Okulun ilk günlerini hatırlayın, kapıda bekleyen minik eller, biraz ürkek ama meraklı bakışlar, sırtında yepyeni çantasıyla kocaman görünen küçücük bir beden. İşte bu an, sadece çocuk için değil, anne ve baba için de unutulmazdır. Gurur, heyecan, umut ve kaygı hepsi bir arada. Bir yanınız “Artık büyüdü” derken, diğer yanınız “Acaba bensiz yapabilecek mi?” diye düşünür. İşte tam da bu noktada ailenin tutumu, çocuğun okula uyum sürecinde belirleyici bir rol oynar.

Çocuğunuz yeni bir dünyaya adım atarken, sizin rehberliğiniz ve yaklaşımınız onun güven duygusunu şekillendirir. Peki, bu süreçte anne-baba olarak bizlere düşen en önemli görev ne?

Öncelikle, çocuğunuzu emanet ettiğiniz okula ve öğretmenine güvenmek. Çünkü güven duygunuz çocuğunuza da yansır. “Öğretmenine güveniyorum, çok eğlenceli birine benziyor” gibi cümleler, onun için köprü olur. Okulun koyduğu giriş-çıkış saatlerine uymak da aynı derecede kıymetlidir. Rutinlere sadık kalmak, çocuğun yeni düzeni daha kolay benimsemesine yardımcı olur.

Gelelim vedalara kapıda uzun uzun sarılmalar, defalarca öpmeler, “hadi ben gidemedim, bir kere daha öpeyim” gibi oyalanmalar aslında çocuğun ayrılık kaygısını artırıyor. Çocuk bunu “Annem-babam gitmek istemiyor, demek ki kötü bir şey olacak” diye yorumluyor. Bu da öğretmeniyle bağ kurmasını geciktiriyor. Oysa kısa ve net bir veda hızlı uyum demektir. Güven veren bir cümle, sıkı bir kucaklama ve kararlı bir ayrılık işte hepsi bu.

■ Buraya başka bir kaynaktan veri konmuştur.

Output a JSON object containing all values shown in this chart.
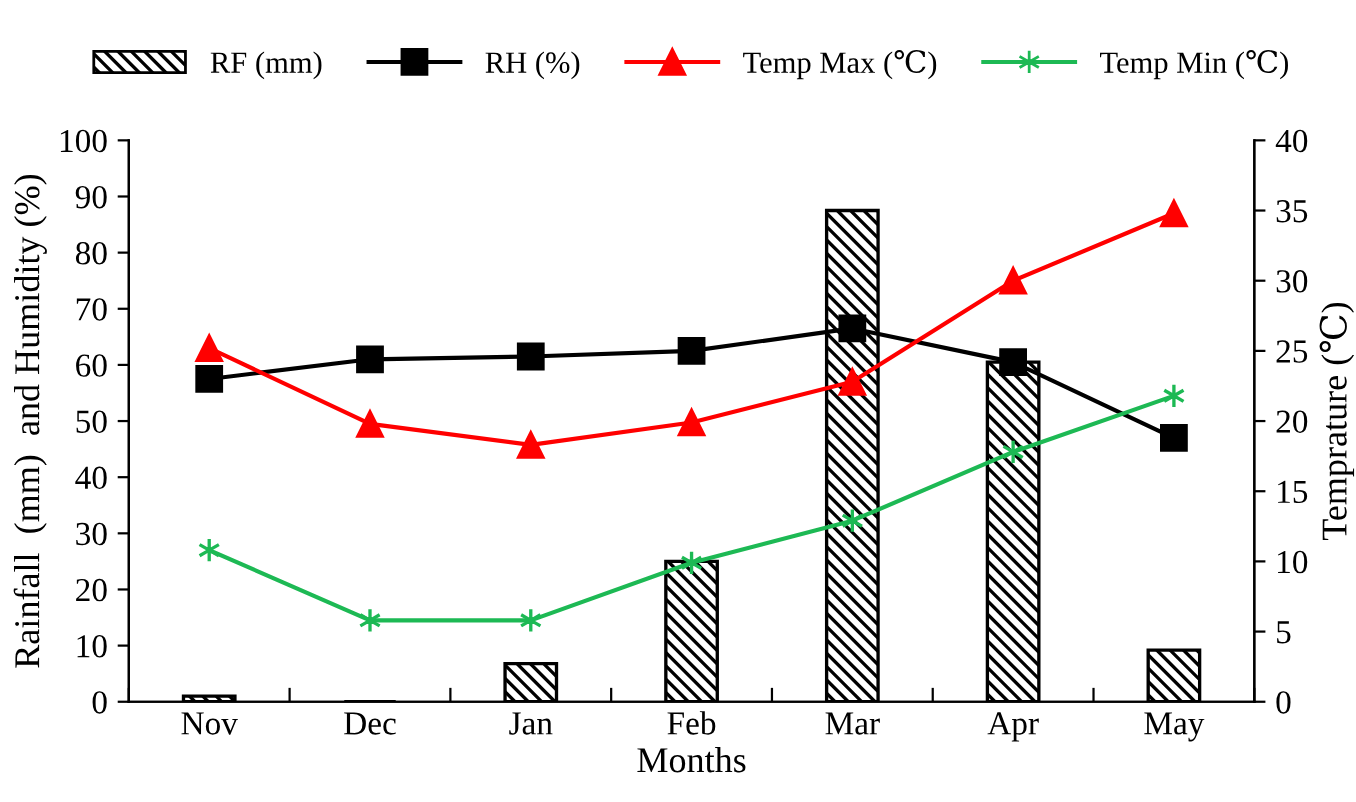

Şunu da biliyorum bazen ağlayan bir çocuğu bırakıp gitmek anne-baba için çok zor olabiliyor. Ama inanın, sizin kararlılığınız onun kendini güvende hissetmesini sağlıyor. İlk günlerde birkaç dakika süren ağlamalar çok doğal. Hele ki evde ağladığında istediğini kolayca elde edebilen çocuklar, okulda da bu yöntemi denemek isteyebilir. İşte tam da bu noktada sabırlı, sakin ve net duruşunuz çok önemli.

Bir de işin hazırlık kısmı var. Okul başlamadan önce çocuğunuzu kısa süreli ayrılıklara alıştırmak süreci çok kolaylaştırır. Oyun grupları, kısa sosyal etkinlikler ya da gün içinde yapılan minik ayrılıklar, “annem-babam olmasa da keyifli vakit geçirebilirim” deneyimini yaşatır. Evde okul rutinlerini oyunlaştırmak, ayrılık duygusunu basit cümlelerle isimlendirmek (“Şu an üzgünsün, seni anlıyorum çünkü ayrılıyoruz”) de oldukça destekleyicidir.

Ve sabah rutinleri, araştırmalar gösteriyor ki, öngörülebilir bir sabah düzeni çocuğun kaygısını azaltıyor, güven duygusunu artırıyor. Buna karşılık, erken saatlerde ekrana dalmak ya da evin dışında uzun oyunlara kapılmak, sınıfa uyumu zorlaştırıyor. Bir de dilimizi dikkatli seçmekte fayda var: “Ağlama” ya da “Bak herkes ne güzel gidiyor” gibi cümleler yerine, güven veren, pozitif bir dil çok daha yapıcı oluyor.

Unutmayın, oryantasyon süreci sadece çocuğunuz için değil, sizin için de bir yolculuk. Siz ne kadar sakin, güvenli ve kararlı durursanız, çocuğunuz da yeni hayatına o kadar hızlı adapte olur. O yüzden kapıdan ayrılırken aklınızda tek bir şey olsun kısa, net ve güvenli bir veda, en büyük armağanınızdır.